NASHVILLE–Prayer and evangelism will enable the Southern Baptist Convention to abide and continue its work in an increasingly eclectic society, SBC President Steve Gaines told the Executive Committee during its 2017 fall meeting in Nashville.
SBC leaders and laity must see and love the lost so much that it creates a burden that the lost be saved, Gaines said in his address Sept. 18 at the SBC Building. He exhorted the Executive Committee, other Southern Baptist leaders and SBC employees gathered before him, to understand and love the disadvantaged, and to show them the love of Christ.
“I want to tell you this,” said Gaines, pastor of Memphis-area Bellevue Baptist Church in Cordova, Tenn. “The future of the Southern Baptist Convention depends on whether or not we will prioritize prayer and evangelism. I don’t care where you are on the theological spectrum, if you don’t believe in prayer and evangelism, there’s no hope.
“We’ve got to embrace it.”
Gaines anchored his address in Paul’s ministry in Athens highlighted in Acts 17:16-33, briefly shared his personal testimony of repentance, and referenced the familiar sermon of the beloved late pastor E.V. Hill on “Why I Don’t Want to Go to Hell.”
“Do you see the fact, and do you sense the fact, that lost people are really going to hell, and they’re not getting out?” asked Gaines, as he shared descriptions of hell from Hill’s famous sermon. “Do you sense lostness like that? Do you see lostness?”
When Paul entered Athens, Gaines noted, he was repulsed by the idolatry he encountered. He saw the lostness in the city. He sensed it. He called it out, and he shared the only gospel capable of overcoming lostness. Like Paul, and like Jesus who gave Paul the heart and the eyes to see and sense lostness, Southern Baptists must be bold and share the gospel to save the lost, Gaines said.
“I don’t care how many degrees you have; you could have as many degrees as a thermometer,” he said. “You have not preached the gospel if you don’t give people a chance to respond to it, then and there.”

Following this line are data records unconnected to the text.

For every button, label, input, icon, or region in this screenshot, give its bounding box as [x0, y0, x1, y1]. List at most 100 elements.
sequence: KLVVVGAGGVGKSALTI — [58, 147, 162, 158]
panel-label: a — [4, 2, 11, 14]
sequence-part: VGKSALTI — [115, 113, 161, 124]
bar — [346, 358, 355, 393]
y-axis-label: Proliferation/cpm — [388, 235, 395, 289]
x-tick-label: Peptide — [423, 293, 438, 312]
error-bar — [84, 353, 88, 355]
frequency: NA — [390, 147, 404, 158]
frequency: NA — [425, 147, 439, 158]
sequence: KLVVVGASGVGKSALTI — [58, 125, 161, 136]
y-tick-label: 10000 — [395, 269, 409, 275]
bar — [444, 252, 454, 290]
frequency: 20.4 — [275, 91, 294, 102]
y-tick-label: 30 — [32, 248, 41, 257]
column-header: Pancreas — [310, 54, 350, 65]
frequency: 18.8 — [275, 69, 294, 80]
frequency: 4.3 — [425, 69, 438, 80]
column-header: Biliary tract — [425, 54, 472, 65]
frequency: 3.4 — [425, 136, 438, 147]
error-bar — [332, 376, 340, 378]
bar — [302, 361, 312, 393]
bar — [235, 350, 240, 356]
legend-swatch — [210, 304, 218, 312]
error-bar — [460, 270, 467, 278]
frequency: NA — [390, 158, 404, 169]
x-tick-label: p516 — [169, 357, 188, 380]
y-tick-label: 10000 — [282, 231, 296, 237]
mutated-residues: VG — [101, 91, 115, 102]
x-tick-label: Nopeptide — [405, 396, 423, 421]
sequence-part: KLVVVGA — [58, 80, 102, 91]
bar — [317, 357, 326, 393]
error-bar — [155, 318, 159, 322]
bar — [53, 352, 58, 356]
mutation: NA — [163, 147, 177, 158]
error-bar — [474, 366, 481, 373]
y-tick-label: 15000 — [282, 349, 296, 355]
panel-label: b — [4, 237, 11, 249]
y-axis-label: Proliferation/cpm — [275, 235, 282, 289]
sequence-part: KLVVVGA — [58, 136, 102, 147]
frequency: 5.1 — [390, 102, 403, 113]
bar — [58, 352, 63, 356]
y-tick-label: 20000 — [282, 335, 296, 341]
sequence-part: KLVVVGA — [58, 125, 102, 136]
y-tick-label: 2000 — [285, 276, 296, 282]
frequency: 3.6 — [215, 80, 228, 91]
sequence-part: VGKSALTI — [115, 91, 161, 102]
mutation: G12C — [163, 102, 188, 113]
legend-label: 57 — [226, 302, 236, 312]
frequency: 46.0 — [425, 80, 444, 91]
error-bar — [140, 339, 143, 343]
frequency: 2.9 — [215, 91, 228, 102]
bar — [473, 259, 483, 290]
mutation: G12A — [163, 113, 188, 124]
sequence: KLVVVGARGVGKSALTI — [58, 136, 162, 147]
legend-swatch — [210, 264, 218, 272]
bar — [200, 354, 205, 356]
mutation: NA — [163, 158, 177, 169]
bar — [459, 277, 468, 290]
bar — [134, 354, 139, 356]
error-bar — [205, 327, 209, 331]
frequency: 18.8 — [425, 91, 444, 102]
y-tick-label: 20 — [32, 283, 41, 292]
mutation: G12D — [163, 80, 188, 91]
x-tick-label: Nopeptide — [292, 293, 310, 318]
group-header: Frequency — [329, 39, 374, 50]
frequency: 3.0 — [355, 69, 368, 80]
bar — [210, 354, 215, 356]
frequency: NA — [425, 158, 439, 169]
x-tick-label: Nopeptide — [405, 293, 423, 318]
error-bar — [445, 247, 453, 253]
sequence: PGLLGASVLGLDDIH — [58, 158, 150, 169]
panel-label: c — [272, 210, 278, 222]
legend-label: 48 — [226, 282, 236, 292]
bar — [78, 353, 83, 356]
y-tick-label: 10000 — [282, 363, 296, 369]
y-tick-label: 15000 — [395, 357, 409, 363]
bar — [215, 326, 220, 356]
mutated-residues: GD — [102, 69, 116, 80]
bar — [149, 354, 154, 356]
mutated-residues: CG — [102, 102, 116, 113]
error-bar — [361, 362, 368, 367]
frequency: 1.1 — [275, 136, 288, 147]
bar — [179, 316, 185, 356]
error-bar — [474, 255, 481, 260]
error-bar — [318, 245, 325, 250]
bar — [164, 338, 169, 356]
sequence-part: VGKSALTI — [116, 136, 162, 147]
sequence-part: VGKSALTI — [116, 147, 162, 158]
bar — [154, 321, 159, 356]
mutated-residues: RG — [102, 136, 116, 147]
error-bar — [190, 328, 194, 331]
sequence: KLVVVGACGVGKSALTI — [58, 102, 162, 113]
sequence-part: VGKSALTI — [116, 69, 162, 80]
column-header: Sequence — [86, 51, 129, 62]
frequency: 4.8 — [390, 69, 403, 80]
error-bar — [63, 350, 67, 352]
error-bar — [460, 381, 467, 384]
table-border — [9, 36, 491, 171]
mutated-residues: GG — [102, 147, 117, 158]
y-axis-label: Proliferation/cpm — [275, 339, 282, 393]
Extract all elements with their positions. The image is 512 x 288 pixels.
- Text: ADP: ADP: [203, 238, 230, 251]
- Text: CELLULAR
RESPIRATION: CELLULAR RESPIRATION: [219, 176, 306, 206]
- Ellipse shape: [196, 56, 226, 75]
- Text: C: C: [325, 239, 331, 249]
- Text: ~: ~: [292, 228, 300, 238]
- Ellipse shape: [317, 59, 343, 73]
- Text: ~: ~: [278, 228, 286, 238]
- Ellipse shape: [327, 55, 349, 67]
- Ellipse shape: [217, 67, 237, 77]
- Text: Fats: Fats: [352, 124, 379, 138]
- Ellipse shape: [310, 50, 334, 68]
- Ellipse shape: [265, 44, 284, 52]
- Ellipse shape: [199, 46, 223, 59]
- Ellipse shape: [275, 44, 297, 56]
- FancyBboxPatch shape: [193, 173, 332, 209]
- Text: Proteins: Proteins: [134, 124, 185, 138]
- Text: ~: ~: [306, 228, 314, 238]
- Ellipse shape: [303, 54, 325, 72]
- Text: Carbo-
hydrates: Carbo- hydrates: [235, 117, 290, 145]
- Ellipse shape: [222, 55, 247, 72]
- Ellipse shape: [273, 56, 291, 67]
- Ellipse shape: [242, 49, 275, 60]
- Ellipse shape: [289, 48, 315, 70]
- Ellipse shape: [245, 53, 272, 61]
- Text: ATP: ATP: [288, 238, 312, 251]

Gaines also exhorted Southern Baptists to understand the downtrodden and to show compassion to those who didn’t grow up under the nurturing environment others might have enjoyed.
“Do you see someone and you say, ah, ‘would you just get a job?’ Or do you see a little boy who’s growing up in some very difficult times?’“ asked Gaines, as he told a hypothetical story drawn from true societal ills. Unlike others, he noted, this child often went to school hungry and dirty, and had no one to help him with homework when he returned home at the end of the school day.
“He didn’t have any books at home like some of the other children, and he couldn’t learn to read. And because he couldn’t learn to read, he couldn’t really process in school,” Gaines said. “And so he drops out, he gets in a gang, and all of a sudden, we see somebody, and we say, ah ‘If he’d just get a job.’
“I’ve got news for you; God sees him differently than that,” Gaines said.
Remembering personal stories of repentance, coupled with the personal sadness of being lost, could help Southern Baptists prioritize sharing the Gospel and praying for the salvation of lost souls, Gaines said.
“If somebody hadn’t seen my lostness, sensed my lostness, and shared with me how I could be saved, I wouldn’t be standing up here,” Gaines said. “I know that I’d be divorced. I know that I would be a drunkard. I know that I would have lived a life cursing people, hating people. I would have been a racist.”
Gaines led listeners in praying that God would enable them to see, love and evangelize the lost, and closed his sermon by invoking the familiar hymn, “Love Lifted Me.”
“But I was sinking deep in sin; I was far from the peaceful shore. Very deeply I was stained within, I was sinking to rise no more,” Gaines said of himself. “But the master of the sea, heard my despairing cry, and from those waters—I’ve been in those waters—He lifted me.